MORE: U.S. Olympic roster now over 200 athletes; full list

In slopestyle, Christensen’s Sochi podium mates Gus Kenworthy and Nick Goepper earned automatic Olympic spots earlier this month.

World champion McRae Williams and Alex Hall got the nods for two spots picked by a committee on Monday. They ranked Nos. 3 and 4 behind Kenworthy and Goepper in Olympic qualifying standings, while Christensen was eighth.

Sochi women’s slopestyle silver medalist Devin Logan became the first American to make an Olympic team in two different freestyle skiing events — slopestyle and halfpipe.

In aerials, 2017 World champions Ashley Caldwell and Jonathon Lillis were added to the team Monday. So were Mac BohonnonEric Loughran and Madison Olsen.

Kiley McKinnon was the only aerialist to automatically qualify earlier this month.
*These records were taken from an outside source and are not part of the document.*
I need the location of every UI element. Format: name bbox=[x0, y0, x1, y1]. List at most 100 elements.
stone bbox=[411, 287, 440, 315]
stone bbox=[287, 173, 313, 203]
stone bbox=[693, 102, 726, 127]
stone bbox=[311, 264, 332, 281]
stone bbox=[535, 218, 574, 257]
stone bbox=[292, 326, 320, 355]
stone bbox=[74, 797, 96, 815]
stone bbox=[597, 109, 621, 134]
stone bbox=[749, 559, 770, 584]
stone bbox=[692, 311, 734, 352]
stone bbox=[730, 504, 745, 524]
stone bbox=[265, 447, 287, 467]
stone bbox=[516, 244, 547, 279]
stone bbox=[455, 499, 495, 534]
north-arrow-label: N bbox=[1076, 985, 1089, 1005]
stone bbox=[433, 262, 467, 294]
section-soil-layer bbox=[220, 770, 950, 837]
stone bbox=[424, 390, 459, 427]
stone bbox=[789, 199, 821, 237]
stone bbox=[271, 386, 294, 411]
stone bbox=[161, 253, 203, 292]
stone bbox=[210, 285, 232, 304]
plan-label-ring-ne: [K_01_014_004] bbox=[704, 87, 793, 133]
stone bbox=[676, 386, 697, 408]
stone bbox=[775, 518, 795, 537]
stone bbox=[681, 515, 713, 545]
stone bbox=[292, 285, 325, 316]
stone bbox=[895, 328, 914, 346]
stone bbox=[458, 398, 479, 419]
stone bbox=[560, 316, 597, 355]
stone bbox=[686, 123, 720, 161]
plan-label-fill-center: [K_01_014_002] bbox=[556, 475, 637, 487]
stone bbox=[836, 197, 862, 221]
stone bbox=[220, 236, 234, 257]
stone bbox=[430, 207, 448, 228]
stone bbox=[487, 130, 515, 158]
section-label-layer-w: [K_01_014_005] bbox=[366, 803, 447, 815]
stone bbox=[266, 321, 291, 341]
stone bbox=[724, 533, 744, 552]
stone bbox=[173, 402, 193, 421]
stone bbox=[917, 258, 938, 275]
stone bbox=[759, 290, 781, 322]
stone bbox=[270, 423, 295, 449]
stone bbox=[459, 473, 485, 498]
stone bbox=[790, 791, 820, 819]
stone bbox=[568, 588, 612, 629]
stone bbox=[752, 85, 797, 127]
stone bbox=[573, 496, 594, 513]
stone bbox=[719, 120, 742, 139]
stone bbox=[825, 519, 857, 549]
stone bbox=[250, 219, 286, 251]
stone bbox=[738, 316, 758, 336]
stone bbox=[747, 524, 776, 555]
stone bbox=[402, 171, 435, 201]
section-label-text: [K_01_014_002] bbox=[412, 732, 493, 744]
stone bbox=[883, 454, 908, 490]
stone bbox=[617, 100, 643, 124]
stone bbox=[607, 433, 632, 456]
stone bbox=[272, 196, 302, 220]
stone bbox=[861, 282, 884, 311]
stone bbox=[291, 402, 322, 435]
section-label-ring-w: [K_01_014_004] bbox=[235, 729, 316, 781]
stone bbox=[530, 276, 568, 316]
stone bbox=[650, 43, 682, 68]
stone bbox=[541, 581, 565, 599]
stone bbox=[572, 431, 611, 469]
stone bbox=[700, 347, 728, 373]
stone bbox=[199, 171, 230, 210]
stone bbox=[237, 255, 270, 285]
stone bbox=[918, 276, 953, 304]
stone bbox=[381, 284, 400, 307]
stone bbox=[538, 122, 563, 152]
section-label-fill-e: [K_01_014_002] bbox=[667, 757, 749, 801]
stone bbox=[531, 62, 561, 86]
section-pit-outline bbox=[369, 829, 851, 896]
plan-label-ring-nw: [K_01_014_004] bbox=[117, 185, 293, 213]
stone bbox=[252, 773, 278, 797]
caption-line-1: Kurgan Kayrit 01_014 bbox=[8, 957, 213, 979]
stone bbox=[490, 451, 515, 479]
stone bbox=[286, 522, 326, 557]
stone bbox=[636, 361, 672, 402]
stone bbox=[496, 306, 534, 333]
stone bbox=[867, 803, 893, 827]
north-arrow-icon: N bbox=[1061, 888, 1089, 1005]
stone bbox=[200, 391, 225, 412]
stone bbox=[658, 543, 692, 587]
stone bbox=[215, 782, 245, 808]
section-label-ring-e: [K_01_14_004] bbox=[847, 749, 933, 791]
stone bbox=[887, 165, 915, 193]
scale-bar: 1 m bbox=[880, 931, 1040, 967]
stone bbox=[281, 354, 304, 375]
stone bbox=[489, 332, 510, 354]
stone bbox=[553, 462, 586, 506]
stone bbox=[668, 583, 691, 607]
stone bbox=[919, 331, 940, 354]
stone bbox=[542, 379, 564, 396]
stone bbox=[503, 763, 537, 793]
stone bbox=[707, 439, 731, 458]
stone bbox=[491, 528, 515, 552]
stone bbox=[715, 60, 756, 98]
Caldwell is going to her third Olympics. She finished 10th in 2010 and 2014, competing in the former as the youngest U.S. athlete across all sports as a 16-year-old.
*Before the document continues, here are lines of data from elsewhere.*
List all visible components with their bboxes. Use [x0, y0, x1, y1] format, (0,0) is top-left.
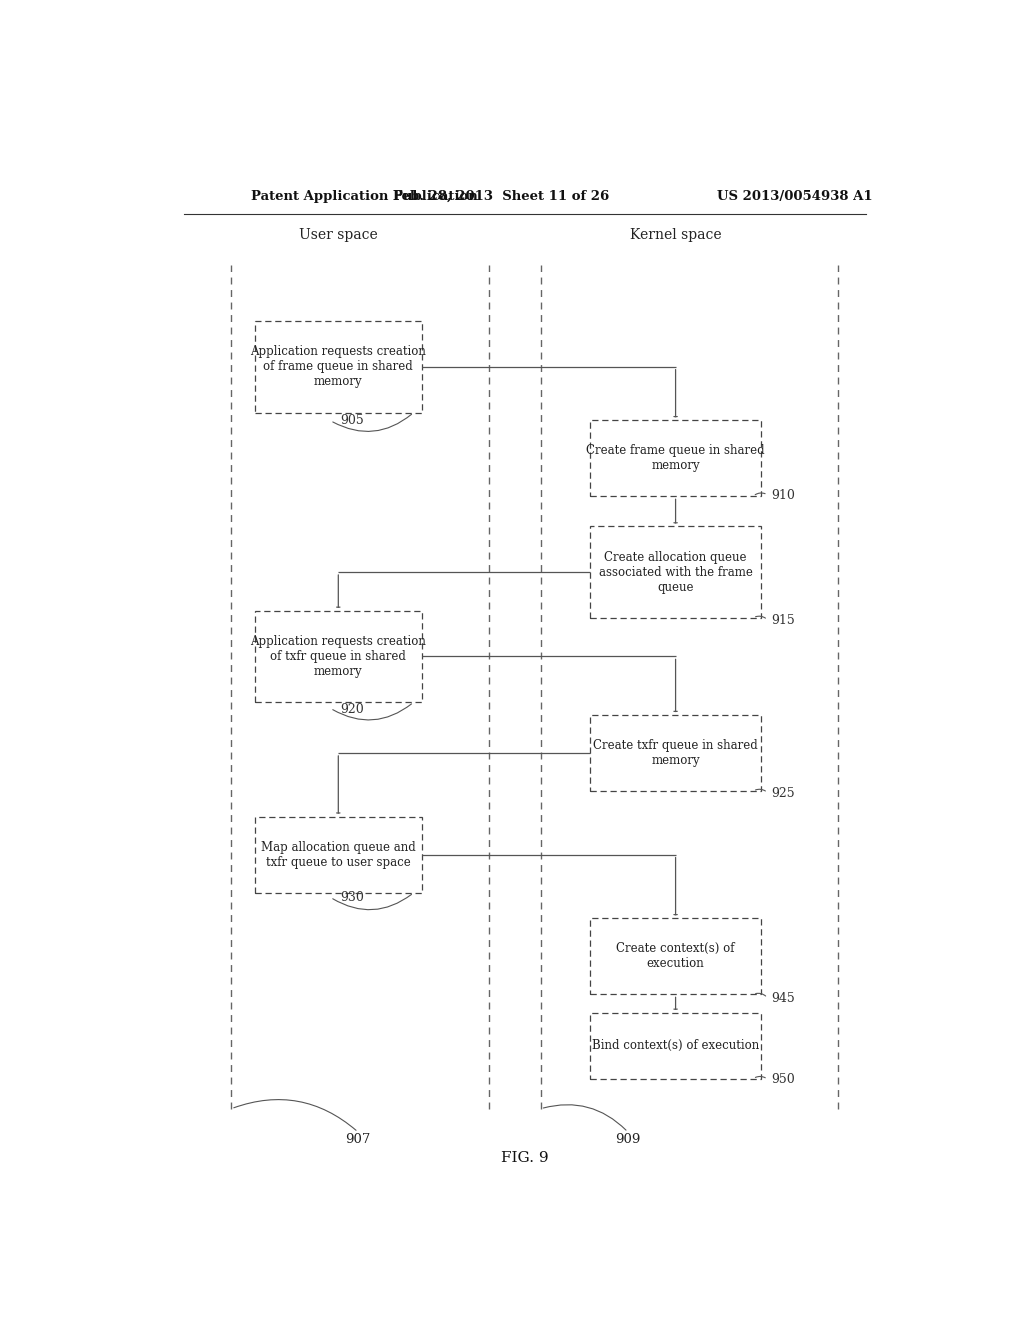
FancyBboxPatch shape [590, 715, 761, 791]
Text: Feb. 28, 2013  Sheet 11 of 26: Feb. 28, 2013 Sheet 11 of 26 [393, 190, 609, 202]
Text: Map allocation queue and
txfr queue to user space: Map allocation queue and txfr queue to u… [261, 841, 416, 869]
Text: 915: 915 [771, 614, 795, 627]
Text: User space: User space [299, 227, 378, 242]
Text: 909: 909 [615, 1133, 641, 1146]
Text: 907: 907 [345, 1133, 371, 1146]
Text: 925: 925 [771, 787, 795, 800]
Text: 920: 920 [341, 702, 365, 715]
Text: Create txfr queue in shared
memory: Create txfr queue in shared memory [593, 739, 758, 767]
FancyBboxPatch shape [255, 817, 422, 892]
FancyBboxPatch shape [590, 919, 761, 994]
Text: Create frame queue in shared
memory: Create frame queue in shared memory [587, 445, 765, 473]
Text: 910: 910 [771, 490, 795, 503]
Text: Create allocation queue
associated with the frame
queue: Create allocation queue associated with … [599, 550, 753, 594]
FancyBboxPatch shape [255, 611, 422, 702]
Text: 930: 930 [341, 891, 365, 904]
Text: US 2013/0054938 A1: US 2013/0054938 A1 [717, 190, 872, 202]
Text: 905: 905 [341, 414, 365, 428]
Text: Patent Application Publication: Patent Application Publication [251, 190, 478, 202]
FancyBboxPatch shape [590, 1012, 761, 1078]
FancyBboxPatch shape [590, 420, 761, 496]
Text: Create context(s) of
execution: Create context(s) of execution [616, 942, 735, 970]
Text: Application requests creation
of txfr queue in shared
memory: Application requests creation of txfr qu… [250, 635, 426, 678]
Text: FIG. 9: FIG. 9 [501, 1151, 549, 1164]
Text: 945: 945 [771, 993, 795, 1006]
Text: Kernel space: Kernel space [630, 227, 721, 242]
Text: 950: 950 [771, 1073, 795, 1086]
Text: Application requests creation
of frame queue in shared
memory: Application requests creation of frame q… [250, 346, 426, 388]
FancyBboxPatch shape [590, 527, 761, 618]
Text: Bind context(s) of execution: Bind context(s) of execution [592, 1039, 759, 1052]
FancyBboxPatch shape [255, 321, 422, 412]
Last season, Caldwell added her first world title to a resume that already included six World Cup victories and the 2016 World Cup season title. She finished third, seventh, ninth, 13th and 31st in five World Cups so far this season.

Lillis, 23, is going to his first Olympics. He won last season’s world title in a huge surprise, having never won a World Cup event (and only finishing on the podium once before). He has a best finish of sixth in six World Cup events this season.

McKinnon and Bohonnon swept the World Cup season titles in 2015. They also went to elementary school together in Connecticut.

Six of the eight halfpipe skiers qualified earlier this season. The additions Monday were Annalisa Drew and Aaron Blunck, who were the top performers from Olympic qualifiers who didn’t clinch automatic spots.

The halfpipe team is the exact same as in Sochi except for Alex Ferreira replacing Lyman Currier.

Maddie Bowman and David Wise are the defending Olympic gold medalists from the event that debuted in Sochi.

Of the eight moguls skiers, only Brad Wilson has Olympic experience, finishing 20th in Sochi.

The top medal hope is Jaelin Kauf, a 21-year-old daughter of two moguls skiers. Kauf qualified automatically for the Olympic team earlier this month and leads the World Cups standings.

Andringa is a great story. The 22-year-old lived in a tent with his brother in Steamboat Springs, Colo., this summer to supplement training costs. He raced World Cup for the first time on Jan. 6 and placed seventh and fifth in his first two starts to earn a spot on the team.

The top U.S. moguls skier the last two Olympics — Hannah Kearney — retired in 2015.

The U.S. is not sending a ski cross racer to the Olympics for the first time. The event debuted in 2010, and the U.S. has never earned a medal.